Gasoline stockpiles probably increased 1 million barrels from 213.2 million, based on the survey. Supplies are down for two weeks as imports declined.
Oil rose yesterday after a Commerce Department report showed orders placed with U.S. factories increased 0.8 percent in May, below a median economist forecast of 1 percent.
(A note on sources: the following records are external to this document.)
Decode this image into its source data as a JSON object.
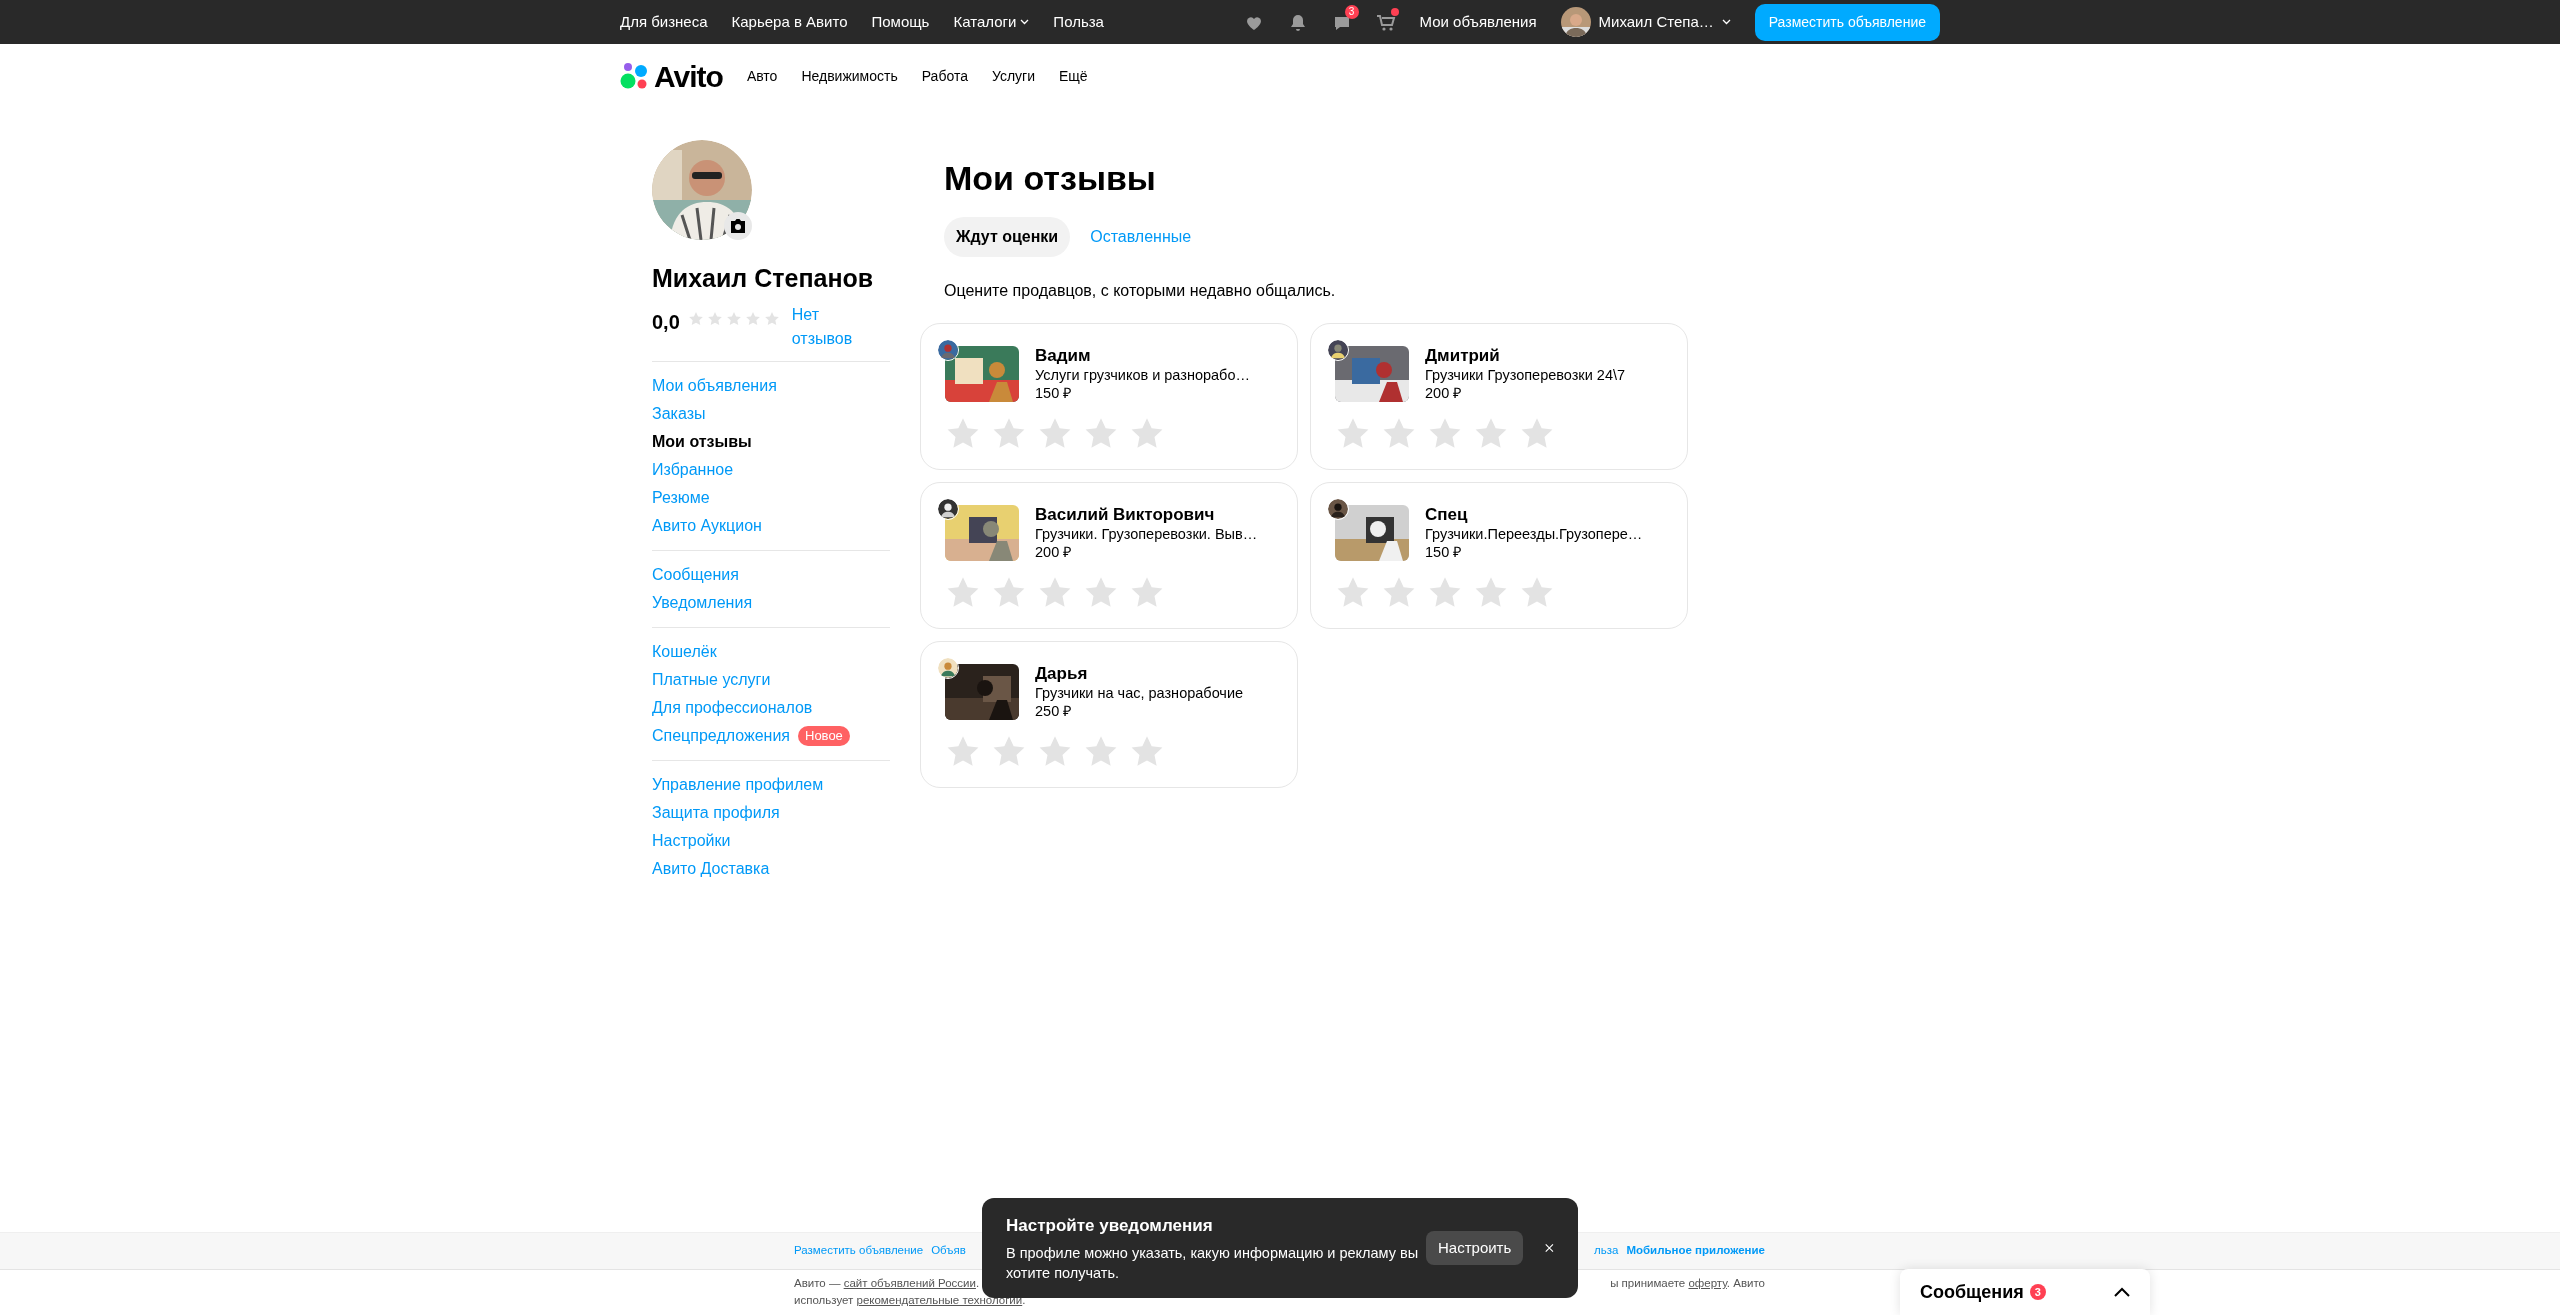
{
  "top_bar": {
    "links": [
      {
        "label": "Для бизнеса",
        "has_menu": false
      },
      {
        "label": "Карьера в Авито",
        "has_menu": false
      },
      {
        "label": "Помощь",
        "has_menu": false
      },
      {
        "label": "Каталоги",
        "has_menu": true
      },
      {
        "label": "Польза",
        "has_menu": false
      }
    ],
    "icons": [
      {
        "kind": "favorites",
        "dot": false
      },
      {
        "kind": "notifications",
        "dot": false
      },
      {
        "kind": "messages",
        "badge": "3",
        "dot": false
      },
      {
        "kind": "cart",
        "dot": true
      }
    ],
    "my_ads": "Мои объявления",
    "user": "Михаил Степа…",
    "post_button": "Разместить объявление"
  },
  "header": {
    "logo": "Avito",
    "nav": [
      "Авто",
      "Недвижимость",
      "Работа",
      "Услуги",
      "Ещё"
    ]
  },
  "profile": {
    "name": "Михаил Степанов",
    "rating": "0,0",
    "stars": 0,
    "reviews_link": "Нет отзывов"
  },
  "sidebar": {
    "groups": [
      [
        {
          "label": "Мои объявления",
          "selected": false
        },
        {
          "label": "Заказы",
          "selected": false
        },
        {
          "label": "Мои отзывы",
          "selected": true
        },
        {
          "label": "Избранное",
          "selected": false
        },
        {
          "label": "Резюме",
          "selected": false
        },
        {
          "label": "Авито Аукцион",
          "selected": false
        }
      ],
      [
        {
          "label": "Сообщения",
          "selected": false
        },
        {
          "label": "Уведомления",
          "selected": false
        }
      ],
      [
        {
          "label": "Кошелёк",
          "selected": false
        },
        {
          "label": "Платные услуги",
          "selected": false
        },
        {
          "label": "Для профессионалов",
          "selected": false
        },
        {
          "label": "Спецпредложения",
          "selected": false,
          "badge": "Новое"
        }
      ],
      [
        {
          "label": "Управление профилем",
          "selected": false
        },
        {
          "label": "Защита профиля",
          "selected": false
        },
        {
          "label": "Настройки",
          "selected": false
        },
        {
          "label": "Авито Доставка",
          "selected": false
        }
      ]
    ]
  },
  "page": {
    "title": "Мои отзывы",
    "tabs": [
      {
        "label": "Ждут оценки",
        "selected": true
      },
      {
        "label": "Оставленные",
        "selected": false
      }
    ],
    "hint": "Оцените продавцов, с которыми недавно общались.",
    "cards": [
      {
        "name": "Вадим",
        "title": "Услуги грузчиков и разнорабо…",
        "price": "150 ₽",
        "stars": 0
      },
      {
        "name": "Дмитрий",
        "title": "Грузчики Грузоперевозки 24\\7",
        "price": "200 ₽",
        "stars": 0
      },
      {
        "name": "Василий Викторович",
        "title": "Грузчики. Грузоперевозки. Выв…",
        "price": "200 ₽",
        "stars": 0
      },
      {
        "name": "Спец",
        "title": "Грузчики.Переезды.Грузопере…",
        "price": "150 ₽",
        "stars": 0
      },
      {
        "name": "Дарья",
        "title": "Грузчики на час, разнорабочие",
        "price": "250 ₽",
        "stars": 0
      }
    ]
  },
  "footer": {
    "links_left": [
      {
        "text": "Разместить объявление",
        "bold": false
      },
      {
        "text": "Объяв",
        "bold": false
      }
    ],
    "links_right": [
      {
        "text": "льза",
        "bold": false
      },
      {
        "text": "Мобильное приложение",
        "bold": true
      }
    ],
    "notice_lines": [
      [
        {
          "before": "Авито — ",
          "link": "сайт объявлений России",
          "after": "."
        },
        {
          "before": "ы принимаете ",
          "link": "оферту",
          "after": ". Авито"
        }
      ],
      [
        {
          "before": "использует ",
          "link": "рекомендательные технологии",
          "after": "."
        }
      ]
    ]
  },
  "toast": {
    "title": "Настройте уведомления",
    "text": "В профиле можно указать, какую информацию и рекламу вы хотите получать.",
    "button": "Настроить"
  },
  "messages_widget": {
    "label": "Сообщения",
    "badge": "3",
    "expanded": false
  }
}
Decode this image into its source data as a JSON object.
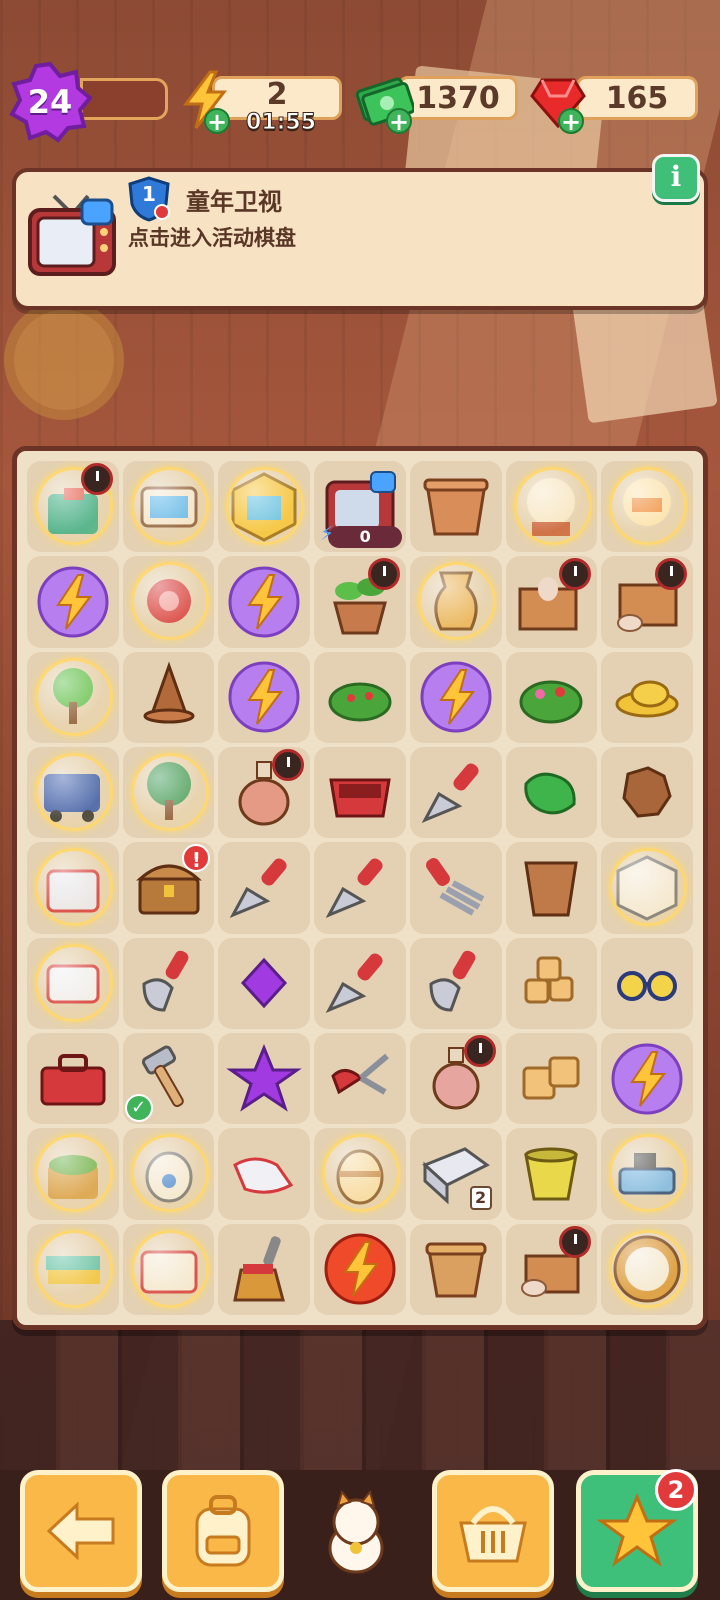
{
  "hud": {
    "level": "24",
    "energy": "2",
    "energy_timer": "01:55",
    "cash": "1370",
    "gems": "165"
  },
  "event": {
    "rank": "1",
    "title": "童年卫视",
    "subtitle": "点击进入活动棋盘",
    "info_label": "i"
  },
  "board": {
    "tv_energy_count": "0",
    "chest_alert": "!",
    "stamp_level": "2"
  },
  "bottom": {
    "starred_count": "2"
  },
  "colors": {
    "board_bg": "#efe0c8",
    "cell_bg": "#e4d1b3",
    "frame": "#6b3427",
    "accent_orange": "#f9b848",
    "accent_green": "#3fc07a",
    "badge_red": "#e23a3a"
  },
  "icons": [
    "level-star-icon",
    "lightning-icon",
    "cash-stack-icon",
    "ruby-gem-icon",
    "plus-icon",
    "tv-icon",
    "shield-icon",
    "info-icon",
    "back-arrow-icon",
    "backpack-icon",
    "lucky-cat-icon",
    "basket-icon",
    "star-icon"
  ]
}
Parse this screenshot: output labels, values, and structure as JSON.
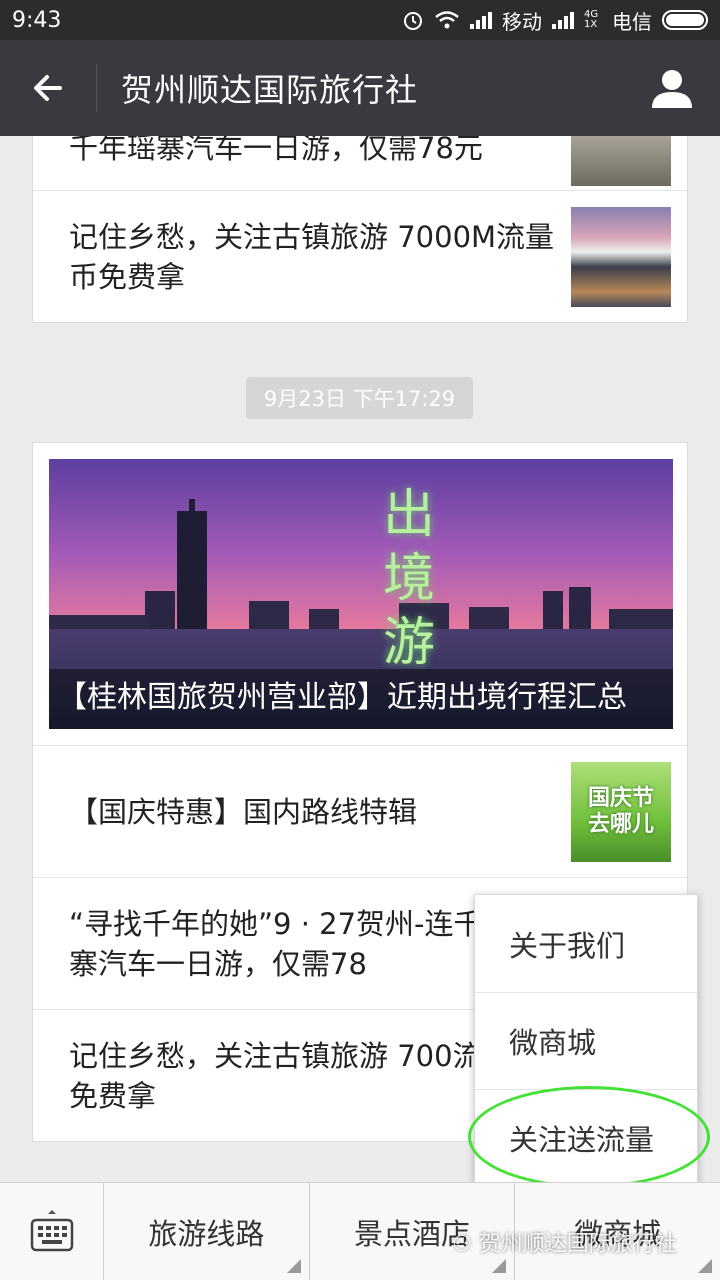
{
  "status_bar": {
    "time": "9:43",
    "carrier1": "移动",
    "network2": "4G 1X",
    "carrier2": "电信"
  },
  "title_bar": {
    "title": "贺州顺达国际旅行社",
    "back_icon": "arrow-left-icon",
    "profile_icon": "user-icon"
  },
  "messages": {
    "top_card_items": [
      {
        "text": "千年瑶寨汽车一日游，仅需78元"
      },
      {
        "text": "记住乡愁，关注古镇旅游 7000M流量币免费拿"
      }
    ],
    "timestamp": "9月23日 下午17:29",
    "bottom_card": {
      "hero_overlay": "出境游",
      "hero_caption": "【桂林国旅贺州营业部】近期出境行程汇总",
      "items": [
        {
          "text": "【国庆特惠】国内路线特辑",
          "thumb_text": "国庆节去哪儿"
        },
        {
          "text": "“寻找千年的她”9 · 27贺州-连千年瑶寨汽车一日游，仅需78"
        },
        {
          "text": "记住乡愁，关注古镇旅游 700流量币免费拿"
        }
      ]
    }
  },
  "popup_menu": {
    "items": [
      "关于我们",
      "微商城",
      "关注送流量"
    ]
  },
  "bottom_menu": {
    "keyboard_icon": "keyboard-icon",
    "items": [
      "旅游线路",
      "景点酒店",
      "微商城"
    ]
  },
  "watermark": "贺州顺达国际旅行社",
  "colors": {
    "title_bar_bg": "#393a3f",
    "status_bar_bg": "#2c2c2c",
    "highlight": "#44e236"
  }
}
The Institute for Supply Management’s index of service industries, due for release tomorrow, may decrease.
‘Designer Dresses’
“There was a good deal of ‘fact-fitting’ with traders talking about vague optimism for the second half,” Peter Beutel, president of Cameron Hanover Inc., an energy adviser in New Canaan, Connecticut, said in a note. “Nothing really fit well for us and the reasons used to describe the advance of the last few days have hung like designer dresses on homeless models. They just don’t look right.”
Oil’s rally in New York may stall around $98 a barrel as prices approach technical resistance, according to data compiled by Bloomberg. Front-month futures are below the 61.8 percent one-year Fibonacci retracement on the daily chart. A failure to breach resistance usually means prices will change direction.
Barclays Plc yesterday increased its 2012 forecasts for Brent and U.S. benchmark West Texas Intermediate crude prices.
Brent will average $115 a barrel next year, up $10 from the previous estimate March 24, Barclays analysts led by Paul Horsnell in London said in a report. The bank increased its 2012 outlook for U.S. futures by $4 to $110 and cut its 2011 prediction by $6 to $100.